METHODOLOGY TO CALCULATE THE CAPITAL ADEQUACY RATIO
A Stockbroker Firm shall calculate the Capital Adequacy Ratio by dividing the Liquid Capital of the Stockbroker Firm by the Total Risk Requirement of such Firm as illustrated below:
$$\frac{\text{Liquid Capital of the Stockbroker Firm}}{\text{Total Risk Requirement of the Stockbroker Firm}}$$
A Stockbroker Firm shall exclude all Custodian purchase/s of Securities carried out by such Firm from the above computation, except in instances where the settlement liability is transferred to the Stockbroker Firm pursuant to a trade rejection by a Custodian Bank.
For the purposes of these Rules:
'Liquid Capital' shall be determined by the Stockbroker Firm by deducting all fixed and non-liquid assets and contingent liabilities of the Stockbroker Firm from the Firm's capital employed as follows:
$$\text{Liquid Capital} = \text{Firm's Capital Employed}^{\text{Note 1}} \text{ less } \left[ \begin{array}{c} \text{All Fixed and Non-Liquid Assets}^{\text{Note 2}} \ + \text{Contingent Liabilities} \end{array} \right]$$
Note 1 Firm's Capital Employed will include:
- Shareholder's Funds
- Long Term Loans (with a period to expiry of at least 1 year from the reporting date)
- Long Term Debentures issued with no call options (with a period to maturity equal to or greater than one [1] year)
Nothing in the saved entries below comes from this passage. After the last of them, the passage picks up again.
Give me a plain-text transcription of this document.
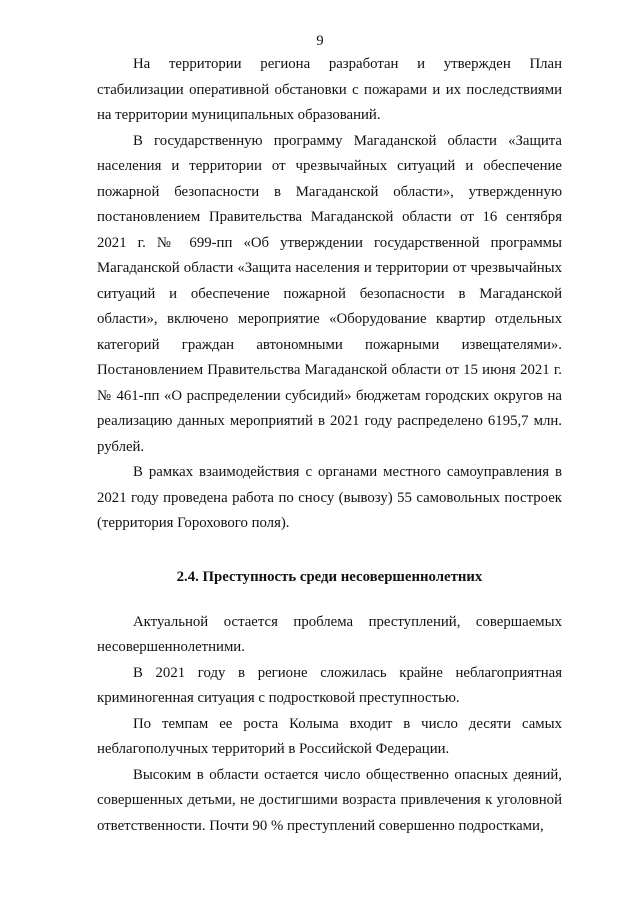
9

На территории региона разработан и утвержден План стабилизации оперативной обстановки с пожарами и их последствиями на территории муниципальных образований.

В государственную программу Магаданской области «Защита населения и территории от чрезвычайных ситуаций и обеспечение пожарной безопасности в Магаданской области», утвержденную постановлением Правительства Магаданской области от 16 сентября 2021 г. № 699-пп «Об утверждении государственной программы Магаданской области «Защита населения и территории от чрезвычайных ситуаций и обеспечение пожарной безопасности в Магаданской области», включено мероприятие «Оборудование квартир отдельных категорий граждан автономными пожарными извещателями». Постановлением Правительства Магаданской области от 15 июня 2021 г. № 461-пп «О распределении субсидий» бюджетам городских округов на реализацию данных мероприятий в 2021 году распределено 6195,7 млн. рублей.

В рамках взаимодействия с органами местного самоуправления в 2021 году проведена работа по сносу (вывозу) 55 самовольных построек (территория Горохового поля).

2.4. Преступность среди несовершеннолетних

Актуальной остается проблема преступлений, совершаемых несовершеннолетними.

В 2021 году в регионе сложилась крайне неблагоприятная криминогенная ситуация с подростковой преступностью.

По темпам ее роста Колыма входит в число десяти самых неблагополучных территорий в Российской Федерации.

Высоким в области остается число общественно опасных деяний, совершенных детьми, не достигшими возраста привлечения к уголовной ответственности. Почти 90 % преступлений совершенно подростками,
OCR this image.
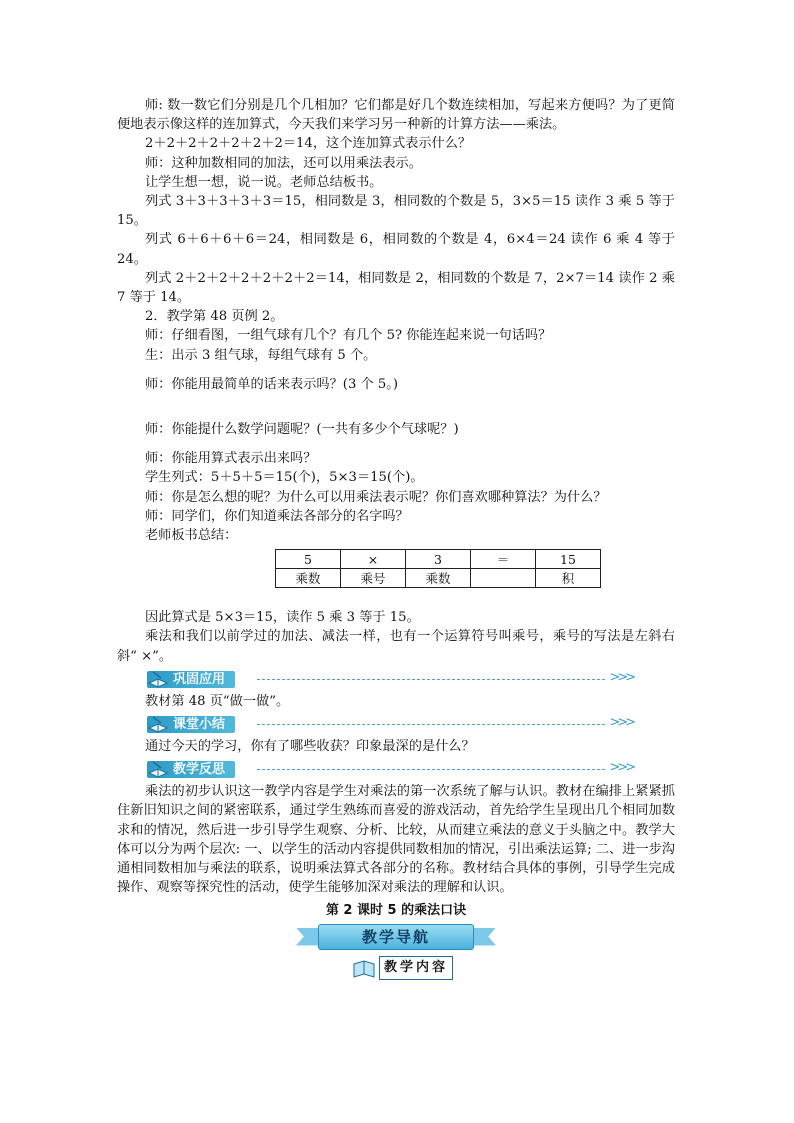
师: 数一数它们分别是几个几相加？它们都是好几个数连续相加，写起来方便吗？为了更简便地表示像这样的连加算式，今天我们来学习另一种新的计算方法——乘法。

2＋2＋2＋2＋2＋2＋2＝14，这个连加算式表示什么？

师：这种加数相同的加法，还可以用乘法表示。

让学生想一想，说一说。老师总结板书。

列式 3＋3＋3＋3＋3＝15，相同数是 3，相同数的个数是 5，3×5＝15 读作 3 乘 5 等于 15。

列式 6＋6＋6＋6＝24，相同数是 6，相同数的个数是 4，6×4＝24 读作 6 乘 4 等于 24。

列式 2＋2＋2＋2＋2＋2＋2＝14，相同数是 2，相同数的个数是 7，2×7＝14 读作 2 乘 7 等于 14。

2．教学第 48 页例 2。

师：仔细看图，一组气球有几个？有几个 5? 你能连起来说一句话吗？

生：出示 3 组气球，每组气球有 5 个。

师：你能用最简单的话来表示吗？(3 个 5。)

师：你能提什么数学问题呢？(一共有多少个气球呢？)

师：你能用算式表示出来吗？

学生列式：5＋5＋5＝15(个)，5×3＝15(个)。

师：你是怎么想的呢？为什么可以用乘法表示呢？你们喜欢哪种算法？为什么？

师：同学们，你们知道乘法各部分的名字吗？

老师板书总结：

5	×	3	＝	15
乘数	乘号	乘数		积

因此算式是 5×3＝15，读作 5 乘 3 等于 15。

乘法和我们以前学过的加法、减法一样，也有一个运算符号叫乘号，乘号的写法是左斜右斜“ ×”。

巩固应用	>>>

教材第 48 页“做一做”。

课堂小结	>>>

通过今天的学习，你有了哪些收获？印象最深的是什么？

教学反思	>>>

乘法的初步认识这一教学内容是学生对乘法的第一次系统了解与认识。教材在编排上紧紧抓住新旧知识之间的紧密联系，通过学生熟练而喜爱的游戏活动，首先给学生呈现出几个相同加数求和的情况，然后进一步引导学生观察、分析、比较，从而建立乘法的意义于头脑之中。教学大体可以分为两个层次: 一、以学生的活动内容提供同数相加的情况，引出乘法运算; 二、进一步沟通相同数相加与乘法的联系，说明乘法算式各部分的名称。教材结合具体的事例，引导学生完成操作、观察等探究性的活动，使学生能够加深对乘法的理解和认识。

第 2 课时 5 的乘法口诀
教学导航
教学内容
Subject to shareholder's funds being greater or equal to 50% of the total Capital Employed
Note 2 All Fixed and Non-Liquid Assets including but not limited to:
- Property Plant and Equipment
- Intangible Assets
- Investments in unlisted Equity shares
- Related Party Receivables
- Client Receivables (in excess of the portfolio value adjusted for VaR margin)
- Prepayments
- Unsecured Loans given
- Other loans including staff loans (exposure in excess of the value of security)
- Deferred Tax Assets
- Advances
- Liquidity Deposit provided to the CSE
- Other Assets which are doubtful of collection, less provision made
'Total Risk Requirement' shall be determined by the Stockbroker Firm taking into consideration the following Risks:
- (a) 'Operational Risk', which shall be computed as;
twenty five per centum (25%) of the annual expenditure of the Stockbroker Firm based on:
- i) the latest available Audited Financial Statements of the Firm, excluding any non recurring expenditure; or
- ii) the monthly financial statements of the Firm for the twelve (12) months immediately preceding the particular month excluding any non recurring expenditure;
whichever is greater
- (b) 'Counterparty Risk', shall be computed as the total client receivable balance resulting from purchase transaction/s in excess of the marked to market value of the client's securities portfolio, value adjusted for VaR margin less deposits with the CDS as stipulated in the CDS Rules, excluding purchase transactions captured under Large Exposure Risk. The Counterparty Risk shall not be less than Zero.
- (c) 'Large Exposure Risk', shall be computed as the cumulative client receivable balance resulting from purchase transaction/s equal to or over Rupees One Hundred million (Rs. 100,000,000/-) each in excess of the marked to market value of the said purchase transaction/s adjusted for VaR margin less deposits with the CDS as stipulated in the CDS Rules. The Large Exposure Risk shall not be less than Zero.
- (d) 'Position Risk', shall be computed as the total outstanding balance resulting from the purchase transaction/s carried out by the Firm on its Own Account in excess of the marked to market value of the said purchase transaction/s adjusted for VaR margin less deposits with the CDS as stipulated in the CDS Rules. The Position Risk value shall not be less than Zero.